I have a few specific questions for other admins:

  1. Is a 15 TB jobs directory normal for an instance of this scale, or is my cleanup process failing? I suspect the massive number of subdirectories and files in there is causing a metadata storm that is killing NFS performance.

  2. Is it safe for me to manually purge old folders in the jobs_directory? If I use find or a similar tool to delete anything older than 30 days, will I cause any critical failures in the UI beyond losing access to old job logs and stderr/stdout?

  3. Are there specific NFS mount options like noatime or actimeo that you recommend to help mitigate these D-state hangs when dealing with such a large directory tree? I tried a few, but did not really see any improvement.

I would really appreciate any insights or experiences you can share. The system is technically functional, but the latency has made it almost impossible to use for our researchers.

Thanks!

Hi @casio

I’ve reached out to some of our administrators to see if they have feedback and suggestions. This is where at Matrix, but let’s keep the conversation here please!

Meanwhile, I have a few suggestions that will likely be of interest to you.

Finally, if you would like to share back which version of Galaxy you are running, and clarify some of the other configurations you’ve made, both will likely be helpful.

Let’s start there, thanks! :slight_smile:

@casio I am not sure I understand correctly - are you saying that everything slows down under heavy load or that Galaxy has entered some broken state and now everything is slow constantly?

If you run 5 million jobs with job directories and tmp on NFS I would expect a significant slow down – did you have similar workloads before without an issue?

One thing to consider could be a test with a Pulsar that stages data in and out with job working dir and tmp being local to the compute node.
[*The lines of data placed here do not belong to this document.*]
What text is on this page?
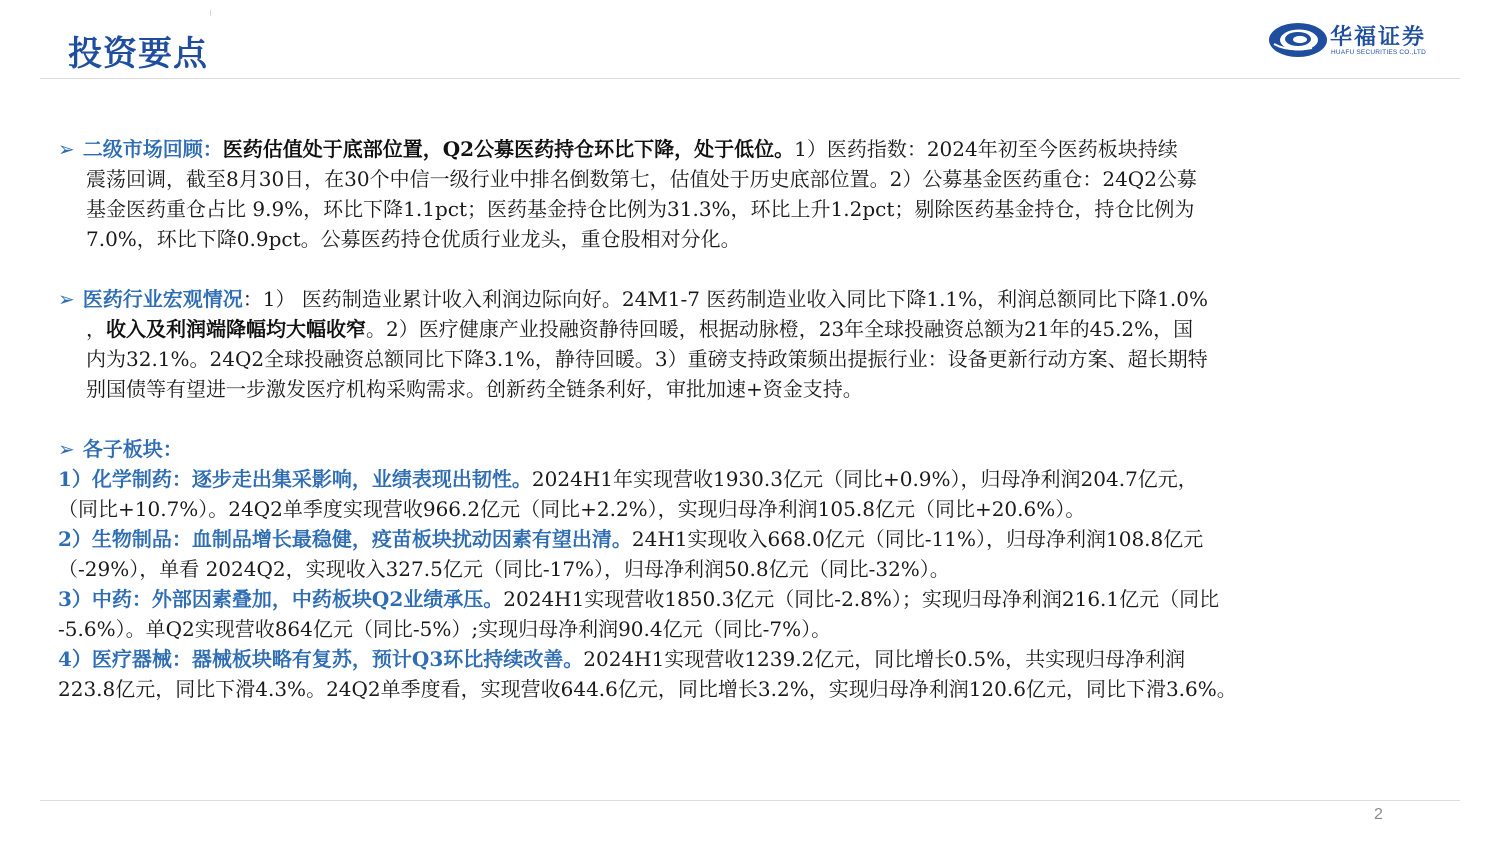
投资要点	华福证券
HUAFU SECURITIES CO.,LTD

➢ 二级市场回顾：医药估值处于底部位置，Q2公募医药持仓环比下降，处于低位。1）医药指数：2024年初至今医药板块持续

震荡回调，截至8月30日，在30个中信一级行业中排名倒数第七，估值处于历史底部位置。2）公募基金医药重仓：24Q2公募

基金医药重仓占比 9.9%，环比下降1.1pct；医药基金持仓比例为31.3%，环比上升1.2pct；剔除医药基金持仓，持仓比例为

7.0%，环比下降0.9pct。公募医药持仓优质行业龙头，重仓股相对分化。

➢ 医药行业宏观情况：1） 医药制造业累计收入利润边际向好。24M1-7 医药制造业收入同比下降1.1%，利润总额同比下降1.0%

，收入及利润端降幅均大幅收窄。2）医疗健康产业投融资静待回暖，根据动脉橙，23年全球投融资总额为21年的45.2%，国

内为32.1%。24Q2全球投融资总额同比下降3.1%，静待回暖。3）重磅支持政策频出提振行业：设备更新行动方案、超长期特

别国债等有望进一步激发医疗机构采购需求。创新药全链条利好，审批加速+资金支持。

➢ 各子板块：

1）化学制药：逐步走出集采影响，业绩表现出韧性。2024H1年实现营收1930.3亿元（同比+0.9%），归母净利润204.7亿元，

（同比+10.7%）。24Q2单季度实现营收966.2亿元（同比+2.2%），实现归母净利润105.8亿元（同比+20.6%）。

2）生物制品：血制品增长最稳健，疫苗板块扰动因素有望出清。24H1实现收入668.0亿元（同比-11%），归母净利润108.8亿元

（-29%），单看 2024Q2，实现收入327.5亿元（同比-17%），归母净利润50.8亿元（同比-32%）。

3）中药：外部因素叠加，中药板块Q2业绩承压。2024H1实现营收1850.3亿元（同比-2.8%）；实现归母净利润216.1亿元（同比

-5.6%）。单Q2实现营收864亿元（同比-5%）;实现归母净利润90.4亿元（同比-7%）。

4）医疗器械：器械板块略有复苏，预计Q3环比持续改善。2024H1实现营收1239.2亿元，同比增长0.5%，共实现归母净利润

223.8亿元，同比下滑4.3%。24Q2单季度看，实现营收644.6亿元，同比增长3.2%，实现归母净利润120.6亿元，同比下滑3.6%。

2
Or maybe some NFS performance measurements during the Galaxy load.

Working job directories are generally safe to delete after their job is done. It would be interesting to see what comprises those 15TB – maybe failed jobs with disabled cleanup?

Jobs directories can safely be removed after the job finished (I think this is the default for production). This can be done automatically be Galaxy.

Which setting do you use:

On my instance I use on_success (can be useful for debugging) and just remove datasets older than 30/60days (would need to lookup).
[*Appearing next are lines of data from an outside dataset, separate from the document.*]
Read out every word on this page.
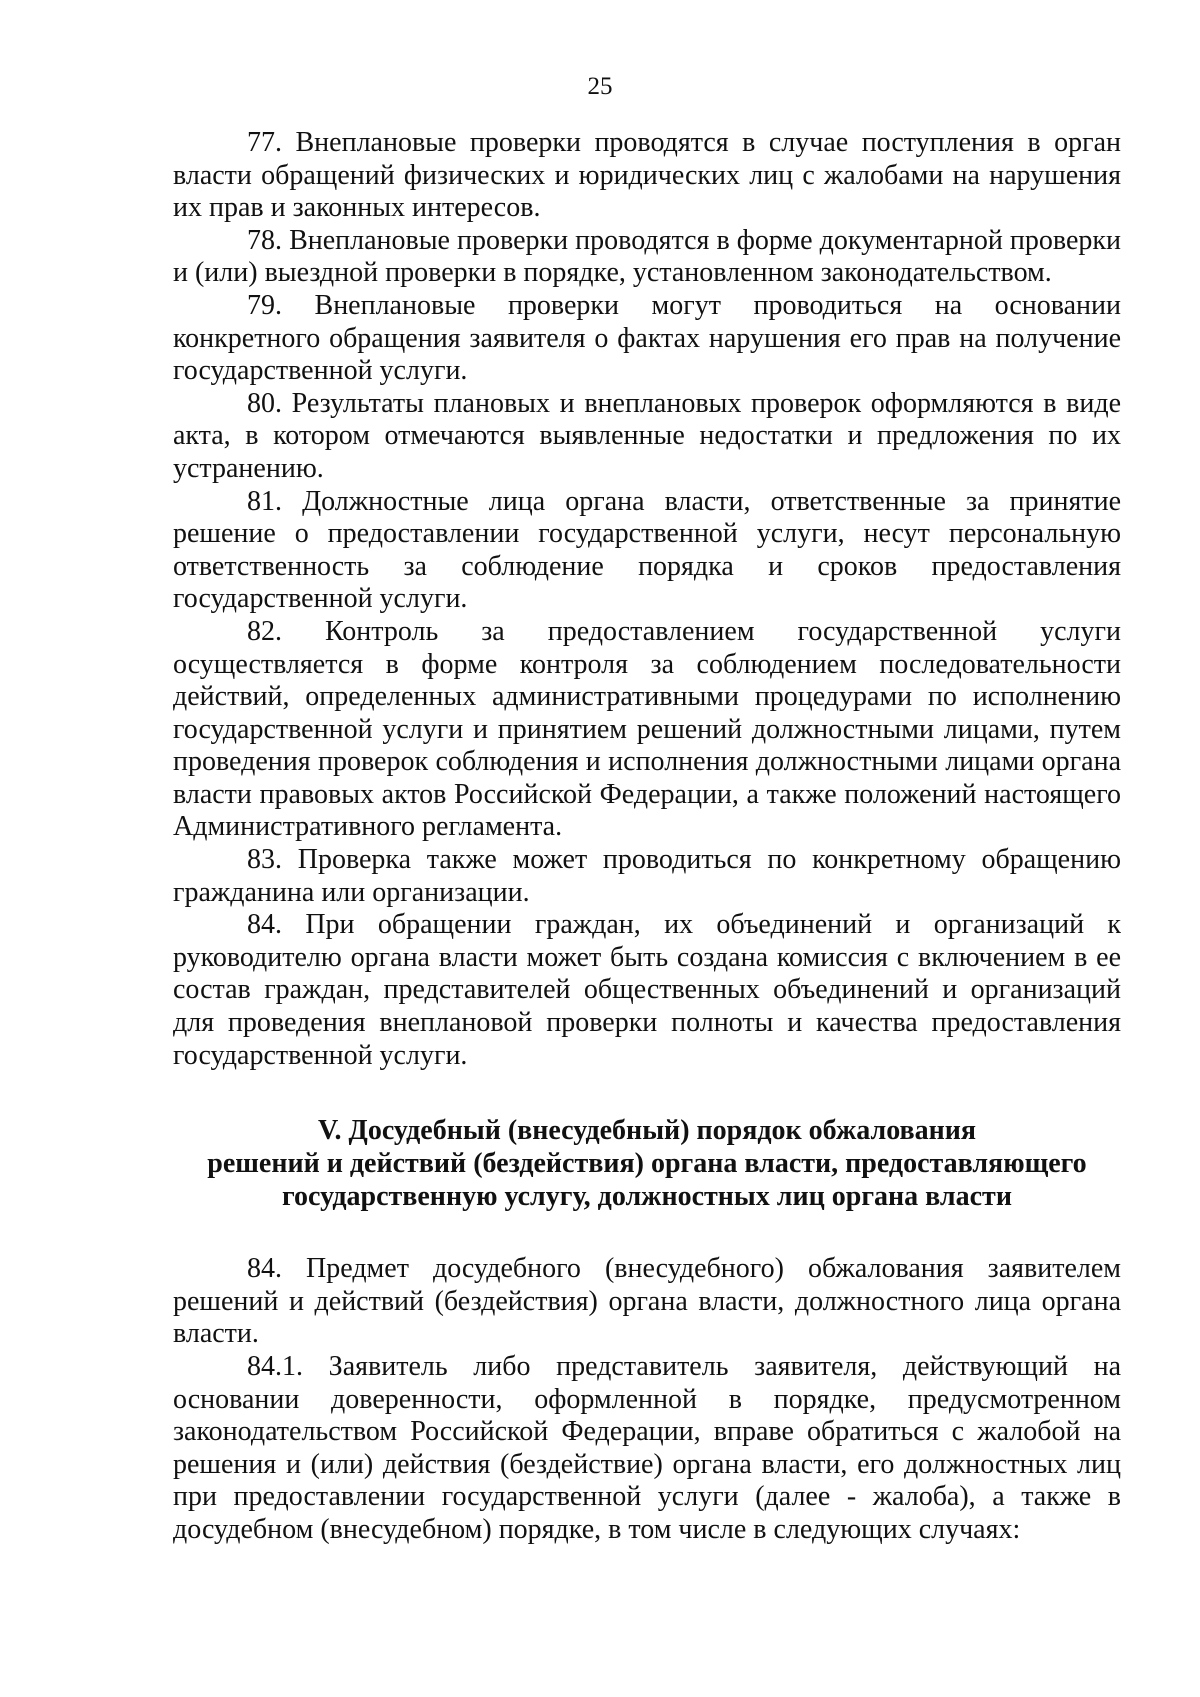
25

77. Внеплановые проверки проводятся в случае поступления в орган власти обращений физических и юридических лиц с жалобами на нарушения их прав и законных интересов.

78. Внеплановые проверки проводятся в форме документарной проверки и (или) выездной проверки в порядке, установленном законодательством.

79. Внеплановые проверки могут проводиться на основании конкретного обращения заявителя о фактах нарушения его прав на получение государственной услуги.

80. Результаты плановых и внеплановых проверок оформляются в виде акта, в котором отмечаются выявленные недостатки и предложения по их устранению.

81. Должностные лица органа власти, ответственные за принятие решение о предоставлении государственной услуги, несут персональную ответственность за соблюдение порядка и сроков предоставления государственной услуги.

82. Контроль за предоставлением государственной услуги осуществляется в форме контроля за соблюдением последовательности действий, определенных административными процедурами по исполнению государственной услуги и принятием решений должностными лицами, путем проведения проверок соблюдения и исполнения должностными лицами органа власти правовых актов Российской Федерации, а также положений настоящего Административного регламента.

83. Проверка также может проводиться по конкретному обращению гражданина или организации.

84. При обращении граждан, их объединений и организаций к руководителю органа власти может быть создана комиссия с включением в ее состав граждан, представителей общественных объединений и организаций для проведения внеплановой проверки полноты и качества предоставления государственной услуги.

V. Досудебный (внесудебный) порядок обжалования
решений и действий (бездействия) органа власти, предоставляющего
государственную услугу, должностных лиц органа власти

84. Предмет досудебного (внесудебного) обжалования заявителем решений и действий (бездействия) органа власти, должностного лица органа власти.

84.1. Заявитель либо представитель заявителя, действующий на основании доверенности, оформленной в порядке, предусмотренном законодательством Российской Федерации, вправе обратиться с жалобой на решения и (или) действия (бездействие) органа власти, его должностных лиц при предоставлении государственной услуги (далее - жалоба), а также в досудебном (внесудебном) порядке, в том числе в следующих случаях:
Are there specific datatypes involved? There might be performance bottlenecks ..

Thanks for the replies.

I run the current 26.0, but also in the previous 25.1 I had these issues.

@marten

I am not sure I understand correctly - are you saying that everything slows down under heavy load or that Galaxy has entered some broken state and now everything is slow constantly?

The last, it entered some ‘broken’ state and and everything is slow. It was fine under heavy load until I started my many workflows, and yes many of them also failed in their running. That could explain the large job_directory folder. Anyhow, now even a running a simple cut on a toy file takes 2-3 minutes.

If you run 5 million jobs with job directories and tmp on NFS I would expect a significant slow down – did you have similar workloads before without an issue?

When starting the first few hundert workflows, it was fine. I think over more and more large workflows, this accumulated slowly to the point I started to really notice it.

I did asked the IT department if the performance from their side is alright, and they evaluated it with their support company and did not notice any performance issues.

@bernt-matthias

I have:

cleanup_job: onsuccess

After you both confirmed it is save to delete the job_directory, I deleted it and created a new empty one; same for tmp. It does not improve something, time for a cut is now 1:30 mins. Let’s see how it looks tomorrow, our IT department always has some backups as hidden files, and those disappear usually over night.

I will set cleanup_job: always and do onsuccess only for debugging.

// edit: This morning the same cut job is starting faster in slurm, that’s some improvement, but compute time is at almost three minutes with 2:43 mins. I think these variations in run time are also caused by how busy the network is.